- Born: Wayne Frost December 4, 1963 New York City, New York
- Died: April 3, 2008 (aged 44) Manhattan, New York
- Known for: B-boying
- Movement: Hip hop

= Frosty Freeze =

American dancer (1963–2008)

Wayne "Frosty Freeze" Frost (December 4, 1963 – April 3, 2008), also known as The Freeze To Please, was an American old school hip hop b-boy known as a member of the second generation of the hip hop/breakdancing group, Rock Steady Crew. His nickname was a play on words based on the well-known milkshake-serving restaurant of the same name.

He was known for his comedic, acrobatic, and inventive style. His trademark move is known as "dead man drop", a move that he created accidentally by attempting a poorly executed backflip and landing on his back.

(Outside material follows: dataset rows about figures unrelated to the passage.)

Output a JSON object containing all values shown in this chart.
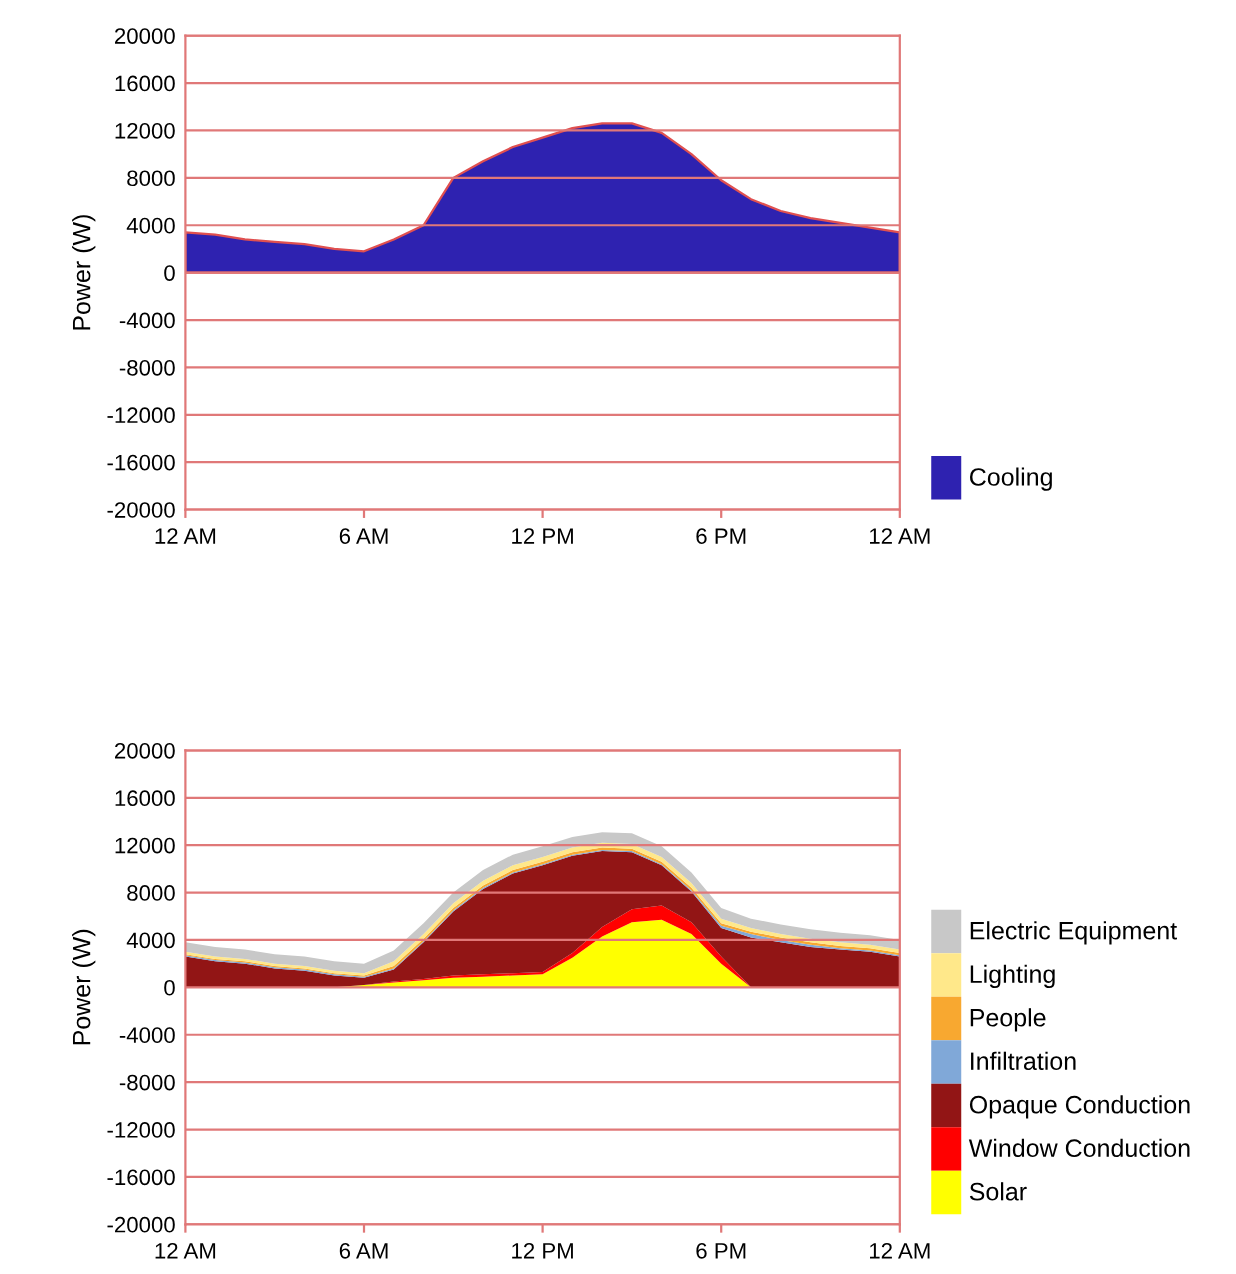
{
  "chart_data": [
    {
      "type": "area",
      "ylabel": "Power (W)",
      "categories": [
        "12 AM",
        null,
        null,
        null,
        null,
        null,
        "6 AM",
        null,
        null,
        null,
        null,
        null,
        "12 PM",
        null,
        null,
        null,
        null,
        null,
        "6 PM",
        null,
        null,
        null,
        null,
        null,
        "12 AM"
      ],
      "ylim": [
        -20000,
        20000
      ],
      "yticks": [
        -20000,
        -16000,
        -12000,
        -8000,
        -4000,
        0,
        4000,
        8000,
        12000,
        16000,
        20000
      ],
      "grid": "y",
      "legend": "right",
      "series": [
        {
          "name": "Cooling",
          "color": "#2e22b0",
          "values": [
            3400,
            3200,
            2800,
            2600,
            2400,
            2000,
            1800,
            2800,
            4000,
            8000,
            9400,
            10600,
            11400,
            12200,
            12600,
            12600,
            11800,
            10000,
            7800,
            6200,
            5200,
            4600,
            4200,
            3800,
            3400
          ]
        }
      ]
    },
    {
      "type": "area",
      "stacked": true,
      "ylabel": "Power (W)",
      "categories": [
        "12 AM",
        null,
        null,
        null,
        null,
        null,
        "6 AM",
        null,
        null,
        null,
        null,
        null,
        "12 PM",
        null,
        null,
        null,
        null,
        null,
        "6 PM",
        null,
        null,
        null,
        null,
        null,
        "12 AM"
      ],
      "ylim": [
        -20000,
        20000
      ],
      "yticks": [
        -20000,
        -16000,
        -12000,
        -8000,
        -4000,
        0,
        4000,
        8000,
        12000,
        16000,
        20000
      ],
      "grid": "y",
      "legend": "right",
      "series": [
        {
          "name": "Solar",
          "color": "#ffff00",
          "values": [
            0,
            0,
            0,
            0,
            0,
            0,
            200,
            400,
            600,
            800,
            900,
            1000,
            1100,
            2500,
            4300,
            5500,
            5700,
            4500,
            2000,
            0,
            0,
            0,
            0,
            0,
            0
          ]
        },
        {
          "name": "Window Conduction",
          "color": "#ff0000",
          "values": [
            0,
            0,
            0,
            0,
            0,
            0,
            0,
            100,
            100,
            200,
            200,
            200,
            200,
            400,
            800,
            1100,
            1200,
            1000,
            600,
            0,
            0,
            0,
            0,
            0,
            0
          ]
        },
        {
          "name": "Opaque Conduction",
          "color": "#921515",
          "values": [
            2600,
            2200,
            2000,
            1600,
            1400,
            1000,
            600,
            1000,
            3100,
            5400,
            7200,
            8400,
            9000,
            8200,
            6400,
            4800,
            3400,
            2600,
            2400,
            4200,
            3800,
            3400,
            3200,
            3000,
            2600
          ]
        },
        {
          "name": "Infiltration",
          "color": "#80a8d8",
          "values": [
            100,
            100,
            100,
            100,
            100,
            100,
            100,
            100,
            100,
            100,
            100,
            100,
            100,
            100,
            100,
            100,
            100,
            100,
            200,
            300,
            200,
            200,
            100,
            100,
            100
          ]
        },
        {
          "name": "People",
          "color": "#f8a830",
          "values": [
            100,
            100,
            100,
            100,
            100,
            100,
            100,
            200,
            200,
            200,
            200,
            200,
            200,
            200,
            200,
            200,
            200,
            200,
            200,
            200,
            200,
            200,
            200,
            200,
            200
          ]
        },
        {
          "name": "Lighting",
          "color": "#ffe88a",
          "values": [
            200,
            200,
            200,
            200,
            200,
            200,
            200,
            400,
            400,
            400,
            400,
            400,
            400,
            400,
            400,
            400,
            400,
            400,
            400,
            300,
            300,
            300,
            300,
            300,
            300
          ]
        },
        {
          "name": "Electric Equipment",
          "color": "#c8c8c8",
          "values": [
            800,
            800,
            800,
            800,
            800,
            800,
            800,
            900,
            900,
            900,
            900,
            900,
            900,
            900,
            900,
            900,
            900,
            900,
            900,
            800,
            800,
            800,
            800,
            800,
            800
          ]
        }
      ]
    }
  ]
}
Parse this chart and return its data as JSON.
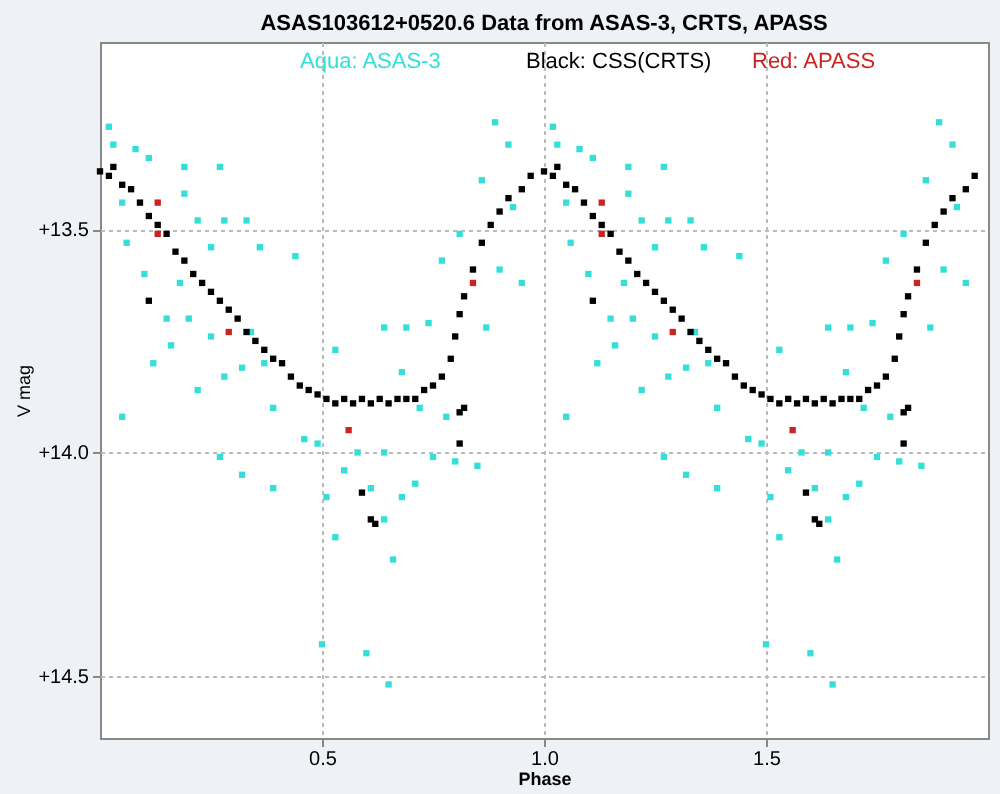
{
  "chart_data": {
    "type": "scatter",
    "title": "ASAS103612+0520.6 Data from ASAS-3, CRTS, APASS",
    "xlabel": "Phase",
    "ylabel": "V mag",
    "xlim": [
      0,
      2
    ],
    "ylim": [
      14.64,
      13.08
    ],
    "xticks": [
      0.5,
      {
        "value": 1,
        "label": "1.0"
      },
      1.5
    ],
    "yticks": [
      {
        "value": 13.5,
        "label": "+13.5"
      },
      {
        "value": 14,
        "label": "+14.0"
      },
      {
        "value": 14.5,
        "label": "+14.5"
      }
    ],
    "grid": true,
    "legend": "top",
    "marker": "square",
    "series": [
      {
        "name": "Aqua: ASAS-3",
        "color": "#33e0d8",
        "x": [
          0.02,
          0.03,
          0.08,
          0.11,
          0.19,
          0.27,
          0.05,
          0.06,
          0.1,
          0.12,
          0.05,
          0.15,
          0.19,
          0.22,
          0.25,
          0.28,
          0.33,
          0.18,
          0.2,
          0.25,
          0.16,
          0.22,
          0.28,
          0.32,
          0.36,
          0.44,
          0.34,
          0.37,
          0.39,
          0.27,
          0.32,
          0.39,
          0.46,
          0.49,
          0.51,
          0.53,
          0.5,
          0.6,
          0.65,
          0.53,
          0.64,
          0.69,
          0.74,
          0.68,
          0.72,
          0.58,
          0.64,
          0.55,
          0.61,
          0.68,
          0.71,
          0.66,
          0.64,
          0.75,
          0.8,
          0.85,
          0.78,
          0.77,
          0.81,
          0.87,
          0.9,
          0.86,
          0.89,
          0.92,
          0.95,
          0.93,
          1.02,
          1.03,
          1.08,
          1.11,
          1.19,
          1.27,
          1.05,
          1.06,
          1.1,
          1.12,
          1.05,
          1.15,
          1.19,
          1.22,
          1.25,
          1.28,
          1.33,
          1.18,
          1.2,
          1.25,
          1.16,
          1.22,
          1.28,
          1.32,
          1.36,
          1.44,
          1.34,
          1.37,
          1.39,
          1.27,
          1.32,
          1.39,
          1.46,
          1.49,
          1.51,
          1.53,
          1.5,
          1.6,
          1.65,
          1.53,
          1.64,
          1.69,
          1.74,
          1.68,
          1.72,
          1.58,
          1.64,
          1.55,
          1.61,
          1.68,
          1.71,
          1.66,
          1.64,
          1.75,
          1.8,
          1.85,
          1.78,
          1.77,
          1.81,
          1.87,
          1.9,
          1.86,
          1.89,
          1.92,
          1.95,
          1.93
        ],
        "values": [
          13.27,
          13.31,
          13.32,
          13.34,
          13.36,
          13.36,
          13.44,
          13.53,
          13.6,
          13.8,
          13.92,
          13.7,
          13.42,
          13.48,
          13.54,
          13.48,
          13.48,
          13.62,
          13.7,
          13.74,
          13.76,
          13.86,
          13.83,
          13.81,
          13.54,
          13.56,
          13.73,
          13.8,
          13.9,
          14.01,
          14.05,
          14.08,
          13.97,
          13.98,
          14.1,
          14.19,
          14.43,
          14.45,
          14.52,
          13.77,
          13.72,
          13.72,
          13.71,
          13.82,
          13.9,
          14.0,
          14.0,
          14.04,
          14.08,
          14.1,
          14.07,
          14.24,
          14.15,
          14.01,
          14.02,
          14.03,
          13.92,
          13.57,
          13.51,
          13.72,
          13.59,
          13.39,
          13.26,
          13.31,
          13.62,
          13.45,
          13.27,
          13.31,
          13.32,
          13.34,
          13.36,
          13.36,
          13.44,
          13.53,
          13.6,
          13.8,
          13.92,
          13.7,
          13.42,
          13.48,
          13.54,
          13.48,
          13.48,
          13.62,
          13.7,
          13.74,
          13.76,
          13.86,
          13.83,
          13.81,
          13.54,
          13.56,
          13.73,
          13.8,
          13.9,
          14.01,
          14.05,
          14.08,
          13.97,
          13.98,
          14.1,
          14.19,
          14.43,
          14.45,
          14.52,
          13.77,
          13.72,
          13.72,
          13.71,
          13.82,
          13.9,
          14.0,
          14.0,
          14.04,
          14.08,
          14.1,
          14.07,
          14.24,
          14.15,
          14.01,
          14.02,
          14.03,
          13.92,
          13.57,
          13.51,
          13.72,
          13.59,
          13.39,
          13.26,
          13.31,
          13.62,
          13.45
        ]
      },
      {
        "name": "Black: CSS(CRTS)",
        "color": "#000000",
        "x": [
          0.0,
          0.02,
          0.03,
          0.05,
          0.07,
          0.09,
          0.11,
          0.13,
          0.15,
          0.17,
          0.19,
          0.21,
          0.23,
          0.25,
          0.27,
          0.29,
          0.31,
          0.33,
          0.35,
          0.37,
          0.39,
          0.41,
          0.43,
          0.45,
          0.47,
          0.49,
          0.51,
          0.53,
          0.55,
          0.57,
          0.59,
          0.61,
          0.63,
          0.65,
          0.67,
          0.69,
          0.71,
          0.73,
          0.75,
          0.77,
          0.79,
          0.8,
          0.81,
          0.82,
          0.84,
          0.86,
          0.88,
          0.9,
          0.92,
          0.95,
          0.97,
          0.11,
          0.59,
          0.61,
          0.62,
          0.81,
          0.81,
          0.82,
          1.0,
          1.02,
          1.03,
          1.05,
          1.07,
          1.09,
          1.11,
          1.13,
          1.15,
          1.17,
          1.19,
          1.21,
          1.23,
          1.25,
          1.27,
          1.29,
          1.31,
          1.33,
          1.35,
          1.37,
          1.39,
          1.41,
          1.43,
          1.45,
          1.47,
          1.49,
          1.51,
          1.53,
          1.55,
          1.57,
          1.59,
          1.61,
          1.63,
          1.65,
          1.67,
          1.69,
          1.71,
          1.73,
          1.75,
          1.77,
          1.79,
          1.8,
          1.81,
          1.82,
          1.84,
          1.86,
          1.88,
          1.9,
          1.92,
          1.95,
          1.97,
          1.11,
          1.59,
          1.61,
          1.62,
          1.81,
          1.81,
          1.82
        ],
        "values": [
          13.37,
          13.38,
          13.36,
          13.4,
          13.41,
          13.44,
          13.47,
          13.49,
          13.51,
          13.55,
          13.57,
          13.6,
          13.62,
          13.64,
          13.66,
          13.68,
          13.7,
          13.73,
          13.75,
          13.77,
          13.79,
          13.8,
          13.83,
          13.85,
          13.86,
          13.87,
          13.88,
          13.89,
          13.88,
          13.89,
          13.88,
          13.89,
          13.88,
          13.89,
          13.88,
          13.88,
          13.88,
          13.86,
          13.85,
          13.83,
          13.79,
          13.74,
          13.69,
          13.65,
          13.59,
          13.53,
          13.49,
          13.46,
          13.43,
          13.41,
          13.38,
          13.66,
          14.09,
          14.15,
          14.16,
          13.98,
          13.91,
          13.9,
          13.37,
          13.38,
          13.36,
          13.4,
          13.41,
          13.44,
          13.47,
          13.49,
          13.51,
          13.55,
          13.57,
          13.6,
          13.62,
          13.64,
          13.66,
          13.68,
          13.7,
          13.73,
          13.75,
          13.77,
          13.79,
          13.8,
          13.83,
          13.85,
          13.86,
          13.87,
          13.88,
          13.89,
          13.88,
          13.89,
          13.88,
          13.89,
          13.88,
          13.89,
          13.88,
          13.88,
          13.88,
          13.86,
          13.85,
          13.83,
          13.79,
          13.74,
          13.69,
          13.65,
          13.59,
          13.53,
          13.49,
          13.46,
          13.43,
          13.41,
          13.38,
          13.66,
          14.09,
          14.15,
          14.16,
          13.98,
          13.91,
          13.9
        ]
      },
      {
        "name": "Red: APASS",
        "color": "#cc2222",
        "x": [
          0.13,
          0.13,
          0.29,
          0.56,
          0.84,
          1.13,
          1.13,
          1.29,
          1.56,
          1.84
        ],
        "values": [
          13.51,
          13.44,
          13.73,
          13.95,
          13.62,
          13.51,
          13.44,
          13.73,
          13.95,
          13.62
        ]
      }
    ]
  }
}
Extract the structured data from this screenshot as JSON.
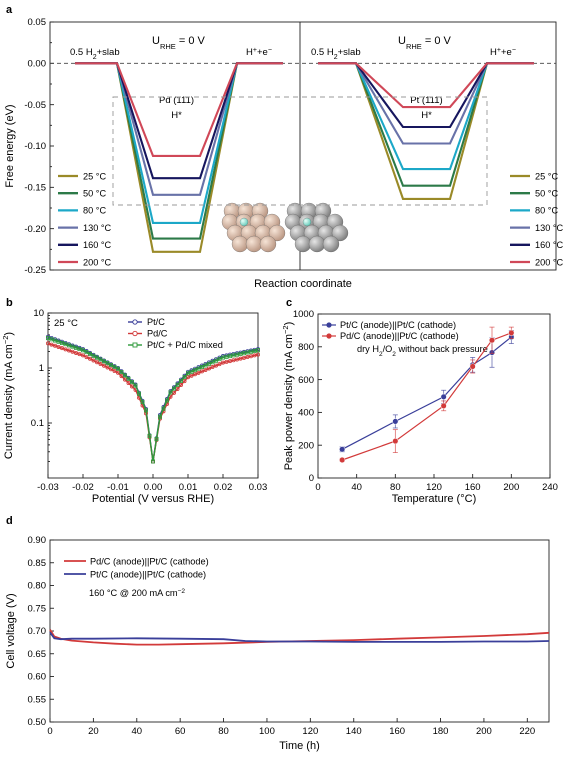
{
  "panel_labels": [
    "a",
    "b",
    "c",
    "d"
  ],
  "chart_data": [
    {
      "id": "a",
      "type": "line",
      "ylabel": "Free energy (eV)",
      "xlabel": "Reaction coordinate",
      "ylim": [
        -0.25,
        0.05
      ],
      "yticks": [
        "0.05",
        "0.00",
        "-0.05",
        "-0.10",
        "-0.15",
        "-0.20",
        "-0.25"
      ],
      "states": [
        "0.5 H2+slab",
        "H*",
        "H+ + e−"
      ],
      "state_labels": {
        "left": "0.5 H",
        "left_sub": "2",
        "left_tail": "+slab",
        "right": "H",
        "right_sup": "+",
        "right_tail": "+e",
        "right_sup2": "−"
      },
      "potential_label": {
        "main": "U",
        "sub": "RHE",
        "tail": " = 0 V"
      },
      "series_names": [
        "25 °C",
        "50 °C",
        "80 °C",
        "130 °C",
        "160 °C",
        "200 °C"
      ],
      "colors": [
        "#9a8a28",
        "#2c7a48",
        "#1ca8c8",
        "#6872a8",
        "#16165e",
        "#d04858"
      ],
      "subpanels": [
        {
          "surface": "Pd (111)",
          "adsorbate": "H*",
          "values": [
            -0.228,
            -0.212,
            -0.193,
            -0.159,
            -0.139,
            -0.112
          ]
        },
        {
          "surface": "Pt (111)",
          "adsorbate": "H*",
          "values": [
            -0.164,
            -0.148,
            -0.128,
            -0.097,
            -0.077,
            -0.053
          ]
        }
      ]
    },
    {
      "id": "b",
      "type": "line",
      "xlabel": "Potential (V versus RHE)",
      "ylabel": "Current density (mA cm",
      "ylabel_sup": "−2",
      "ylabel_tail": ")",
      "xlim": [
        -0.03,
        0.03
      ],
      "ylim": [
        0.01,
        10
      ],
      "yscale": "log",
      "xticks": [
        "-0.03",
        "-0.02",
        "-0.01",
        "0.00",
        "0.01",
        "0.02",
        "0.03"
      ],
      "yticks": [
        "0.1",
        "1",
        "10"
      ],
      "annotation": "25 °C",
      "series": [
        {
          "name": "Pt/C",
          "color": "#3a3f9a",
          "marker": "circle",
          "x": [
            -0.03,
            -0.02,
            -0.01,
            -0.005,
            -0.002,
            0.0,
            0.002,
            0.005,
            0.01,
            0.02,
            0.03
          ],
          "values": [
            3.7,
            2.2,
            1.0,
            0.5,
            0.18,
            0.02,
            0.14,
            0.38,
            0.85,
            1.65,
            2.2
          ]
        },
        {
          "name": "Pd/C",
          "color": "#d23a3a",
          "marker": "circle",
          "x": [
            -0.03,
            -0.02,
            -0.01,
            -0.005,
            -0.002,
            0.0,
            0.002,
            0.005,
            0.01,
            0.02,
            0.03
          ],
          "values": [
            2.8,
            1.7,
            0.82,
            0.4,
            0.15,
            0.02,
            0.12,
            0.3,
            0.68,
            1.25,
            1.75
          ]
        },
        {
          "name": "Pt/C + Pd/C  mixed",
          "color": "#2e9a3a",
          "marker": "square",
          "x": [
            -0.03,
            -0.02,
            -0.01,
            -0.005,
            -0.002,
            0.0,
            0.002,
            0.005,
            0.01,
            0.02,
            0.03
          ],
          "values": [
            3.5,
            2.1,
            0.97,
            0.48,
            0.17,
            0.02,
            0.13,
            0.36,
            0.8,
            1.55,
            2.1
          ]
        }
      ]
    },
    {
      "id": "c",
      "type": "line",
      "xlabel": "Temperature (°C)",
      "ylabel": "Peak power density (mA cm",
      "ylabel_sup": "−2",
      "ylabel_tail": ")",
      "xlim": [
        0,
        240
      ],
      "ylim": [
        0,
        1000
      ],
      "xticks": [
        "0",
        "40",
        "80",
        "120",
        "160",
        "200",
        "240"
      ],
      "yticks": [
        "0",
        "200",
        "400",
        "600",
        "800",
        "1000"
      ],
      "annotation": {
        "pre": "dry H",
        "sub1": "2",
        "mid": "/O",
        "sub2": "2",
        "post": "  without back pressure"
      },
      "series": [
        {
          "name": "Pt/C (anode)||Pt/C (cathode)",
          "color": "#3a3f9a",
          "x": [
            25,
            80,
            130,
            160,
            180,
            200
          ],
          "values": [
            175,
            345,
            495,
            690,
            765,
            860
          ],
          "err": [
            15,
            40,
            40,
            45,
            90,
            40
          ]
        },
        {
          "name": "Pd/C (anode)||Pt/C (cathode)",
          "color": "#d23a3a",
          "x": [
            25,
            80,
            130,
            160,
            180,
            200
          ],
          "values": [
            110,
            225,
            440,
            680,
            840,
            885
          ],
          "err": [
            10,
            70,
            30,
            40,
            80,
            35
          ]
        }
      ]
    },
    {
      "id": "d",
      "type": "line",
      "xlabel": "Time (h)",
      "ylabel": "Cell voltage (V)",
      "xlim": [
        0,
        230
      ],
      "ylim": [
        0.5,
        0.9
      ],
      "xticks": [
        "0",
        "20",
        "40",
        "60",
        "80",
        "100",
        "120",
        "140",
        "160",
        "180",
        "200",
        "220"
      ],
      "yticks": [
        "0.90",
        "0.85",
        "0.80",
        "0.75",
        "0.70",
        "0.65",
        "0.60",
        "0.55",
        "0.50"
      ],
      "annotation": {
        "pre": "160 °C @ 200 mA cm",
        "sup": "−2"
      },
      "series": [
        {
          "name": "Pd/C (anode)||Pt/C (cathode)",
          "color": "#d23a3a",
          "x": [
            0,
            2,
            5,
            10,
            20,
            30,
            40,
            50,
            60,
            80,
            100,
            120,
            140,
            160,
            180,
            200,
            220,
            230
          ],
          "values": [
            0.703,
            0.688,
            0.683,
            0.679,
            0.675,
            0.672,
            0.67,
            0.67,
            0.671,
            0.673,
            0.676,
            0.678,
            0.68,
            0.683,
            0.686,
            0.689,
            0.693,
            0.696
          ]
        },
        {
          "name": "Pt/C (anode)||Pt/C (cathode)",
          "color": "#3a3f9a",
          "x": [
            0,
            2,
            5,
            10,
            20,
            40,
            60,
            80,
            90,
            100,
            120,
            140,
            160,
            180,
            200,
            220,
            230
          ],
          "values": [
            0.697,
            0.684,
            0.682,
            0.683,
            0.683,
            0.684,
            0.683,
            0.682,
            0.678,
            0.677,
            0.677,
            0.676,
            0.676,
            0.676,
            0.677,
            0.677,
            0.678
          ]
        }
      ]
    }
  ]
}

His was featured in various films and documentaries such as Flashdance, Wild Style, Style Wars, and The Freshest Kids; he also appeared on the cover of The Village Voice in 1981. He was also featured in early hip hop music videos such as Afrika Bambaataa and The Soulsonic Force's "Planet Rock" and Malcolm McLaren's "Buffalo Gals".

In 2004, he and several other members of The Rock Steady Crew were honored at the VH-1 Hip Hop Honors.

Frosty Freeze lived in New York City. He regularly made appearances at many hip-hop events throughout the New York metropolitan area and elsewhere in the United States.

==Death==
He became increasingly ill during early 2008 from an undisclosed long illness, went on life support on March 27, and died on April 3, 2008.